Titel:
Keine Vaterschaftsanerkennung nach dem Tod der Mutter
Normenkette:
BGB § 1595 Abs. 1, Abs. 2
Leitsätze:
1. Das Zustimmungserfordernis der Mutter gem. § 1595 Abs. 1 BGB zur Vaterschaftsanerkennung gilt auch über ihren Tod hinaus. (Rn. 1) (redaktioneller Leitsatz)
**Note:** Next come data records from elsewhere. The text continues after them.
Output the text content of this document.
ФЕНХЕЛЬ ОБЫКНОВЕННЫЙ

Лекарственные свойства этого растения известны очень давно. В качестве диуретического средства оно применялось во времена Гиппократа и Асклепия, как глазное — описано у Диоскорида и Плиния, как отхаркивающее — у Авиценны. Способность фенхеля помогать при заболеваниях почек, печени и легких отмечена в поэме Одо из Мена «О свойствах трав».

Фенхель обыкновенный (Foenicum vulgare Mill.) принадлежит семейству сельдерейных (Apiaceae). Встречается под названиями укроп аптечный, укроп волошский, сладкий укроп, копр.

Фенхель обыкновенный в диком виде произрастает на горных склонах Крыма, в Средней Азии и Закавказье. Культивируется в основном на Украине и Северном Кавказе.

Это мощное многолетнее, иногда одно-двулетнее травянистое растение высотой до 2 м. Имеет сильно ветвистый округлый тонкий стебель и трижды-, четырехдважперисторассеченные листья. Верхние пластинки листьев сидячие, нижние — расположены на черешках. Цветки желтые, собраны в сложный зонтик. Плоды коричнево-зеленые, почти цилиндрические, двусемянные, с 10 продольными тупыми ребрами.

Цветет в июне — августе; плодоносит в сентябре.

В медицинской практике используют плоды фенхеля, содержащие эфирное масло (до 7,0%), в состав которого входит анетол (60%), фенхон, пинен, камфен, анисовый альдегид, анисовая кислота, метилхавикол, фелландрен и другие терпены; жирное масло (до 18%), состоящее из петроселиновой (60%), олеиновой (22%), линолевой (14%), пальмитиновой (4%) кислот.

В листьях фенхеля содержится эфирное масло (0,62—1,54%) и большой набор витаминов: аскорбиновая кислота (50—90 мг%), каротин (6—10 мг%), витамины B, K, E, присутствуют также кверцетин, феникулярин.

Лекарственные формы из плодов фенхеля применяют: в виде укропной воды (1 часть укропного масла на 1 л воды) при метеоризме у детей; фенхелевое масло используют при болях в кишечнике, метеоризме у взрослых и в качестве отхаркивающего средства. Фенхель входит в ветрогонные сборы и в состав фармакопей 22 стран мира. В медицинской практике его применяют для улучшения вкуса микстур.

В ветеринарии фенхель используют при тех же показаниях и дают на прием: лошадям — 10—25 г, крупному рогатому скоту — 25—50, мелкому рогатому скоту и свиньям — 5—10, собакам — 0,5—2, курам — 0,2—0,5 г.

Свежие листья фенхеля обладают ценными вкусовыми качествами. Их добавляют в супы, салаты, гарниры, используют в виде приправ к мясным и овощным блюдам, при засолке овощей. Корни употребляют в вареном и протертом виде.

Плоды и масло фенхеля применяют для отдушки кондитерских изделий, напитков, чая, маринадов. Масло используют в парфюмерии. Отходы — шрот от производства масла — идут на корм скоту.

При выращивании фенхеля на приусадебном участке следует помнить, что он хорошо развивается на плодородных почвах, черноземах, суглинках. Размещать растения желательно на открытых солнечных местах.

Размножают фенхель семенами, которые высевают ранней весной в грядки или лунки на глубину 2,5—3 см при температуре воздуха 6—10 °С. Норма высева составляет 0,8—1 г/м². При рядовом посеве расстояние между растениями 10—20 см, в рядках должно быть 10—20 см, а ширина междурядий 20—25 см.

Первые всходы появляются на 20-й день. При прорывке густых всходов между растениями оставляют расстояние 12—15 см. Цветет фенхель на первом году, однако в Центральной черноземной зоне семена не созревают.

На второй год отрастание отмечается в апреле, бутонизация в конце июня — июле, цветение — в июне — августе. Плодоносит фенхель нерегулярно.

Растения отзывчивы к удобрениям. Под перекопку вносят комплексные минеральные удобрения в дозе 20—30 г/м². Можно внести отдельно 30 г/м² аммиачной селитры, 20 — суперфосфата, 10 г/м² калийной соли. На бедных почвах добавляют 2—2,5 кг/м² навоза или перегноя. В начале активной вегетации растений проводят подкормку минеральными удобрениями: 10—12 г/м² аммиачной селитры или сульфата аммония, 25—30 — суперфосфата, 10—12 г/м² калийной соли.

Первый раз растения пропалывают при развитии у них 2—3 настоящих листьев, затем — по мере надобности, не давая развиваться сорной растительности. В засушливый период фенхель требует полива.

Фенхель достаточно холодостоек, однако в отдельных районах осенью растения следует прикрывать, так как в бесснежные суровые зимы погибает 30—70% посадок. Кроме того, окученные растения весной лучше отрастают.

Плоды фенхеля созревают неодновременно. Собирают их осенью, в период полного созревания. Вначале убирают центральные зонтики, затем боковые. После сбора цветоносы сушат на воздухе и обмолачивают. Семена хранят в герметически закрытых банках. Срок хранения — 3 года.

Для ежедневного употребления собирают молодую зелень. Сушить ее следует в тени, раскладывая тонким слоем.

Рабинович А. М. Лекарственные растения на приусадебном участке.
2. Nach dem Tod der Mutter ist nur das gerichtliche Feststellungsverfahren möglich. (Rn. 1) (redaktioneller Leitsatz)
Schlagworte:
Vaterschaftsanerkennung, Zustimmungserfordernis, Abstammungsverhältnis, Tod der Mutter
Rechtsmittelinstanzen:
OLG Bamberg, Beschluss vom 26.01.2023 – 1 W 67/22
BGH Karlsruhe, Beschluss vom 30.08.2023 – XII ZB 48/23
BGH Karlsruhe, Berichtigungsbeschluss vom 08.11.2023 – XII ZB 48/23
Fundstelle:
BeckRS 2022, 42388
Tenor
Gemäß § 48 des Personenstandsgesetzes wird nach Anhörung der Beteiligten und nach Äußerung des Landratsamtes ... gebührenfrei angeordnet:
In dem Geburtenbuch/-registereintrag beim Standesamt ... Vaterschaftsanerkennung nicht beizuschreiben.
Gründe
1
Auf die zutreffenden Ausführungen des Standesamtes ... wird verwiesen.Das Zustimmungserfordernis des § 1595 Abs. 1 BGB gilt auch über den Tod der Mutter hinaus. Im Gesetzestext finden sich keine Anhaltspunkte für eine Einschränkung dieser Voraussetzung. Der Regierungsentwurf weist ausdrücklich darauf hin, dass beim Tod der Mutter nur das gerichtliche Feststellungsverfahren möglich ist. Auch nach dem Zweck der Regelung ist dies sachgerecht.
2
Zwar wäre nach dem Tod der Mutter noch die Zustimmung des Kindes nach Abs. 2 erforderlich, da der Verstorbenen kein Sorgerecht mehr zusteht. Die Zustimmung des Kindes oder dessen Vormunds bietet jedoch keine gleichwertige Gewähr für die Richtigkeit der Anerkennung, da das Kind naturgemäß keine vergleichbare Kenntnis von seiner Abstammung hat. Soweit die im Schrifttum verbreitete Gegenansicht anführt, gerade beim Tod der Mutter sei die zeitnahe Vaterschaftsanerkennung einem langwierigen Gerichtsverfahren vorzuziehen, sind dies Wertungen, die dem Gesetzgeber vorbehalten sind. Hätte der Gesetzgeber eine Ausnahme vom Zustimmungserfordernis vorsehen wollen, hätte dies im Gesetz Niederschlag gefunden. Eine teleologische Reduktion verbietet sich, da der Zweck der Regel nicht primär im Schutz der Mutter liegt, sondern auch gerade in der Gewährleistung der Statuswahrheit. Dementsprechend ist auch die Begründung des KG Berlin abzulehnen, das für das Entfallen der Voraussetzung der Zustimmung der Mutter im Fall ihres Todes unter anderem angeführt hat, andernfalls könne trotz des positiven Willens von Anerkennendem und Kind keine Vaterschaft begründet werden, wenn eine biologische Vaterschaft nicht (gerichtlich) feststellbar sei. Die Ermöglichung biologisch unzutreffender Abstammungsverhältnisse ist jedoch kein legitimer Zweck des Abstammungsrechts. Ein solcher Fall wäre vielmehr an den Regeln der Adoption zu messen.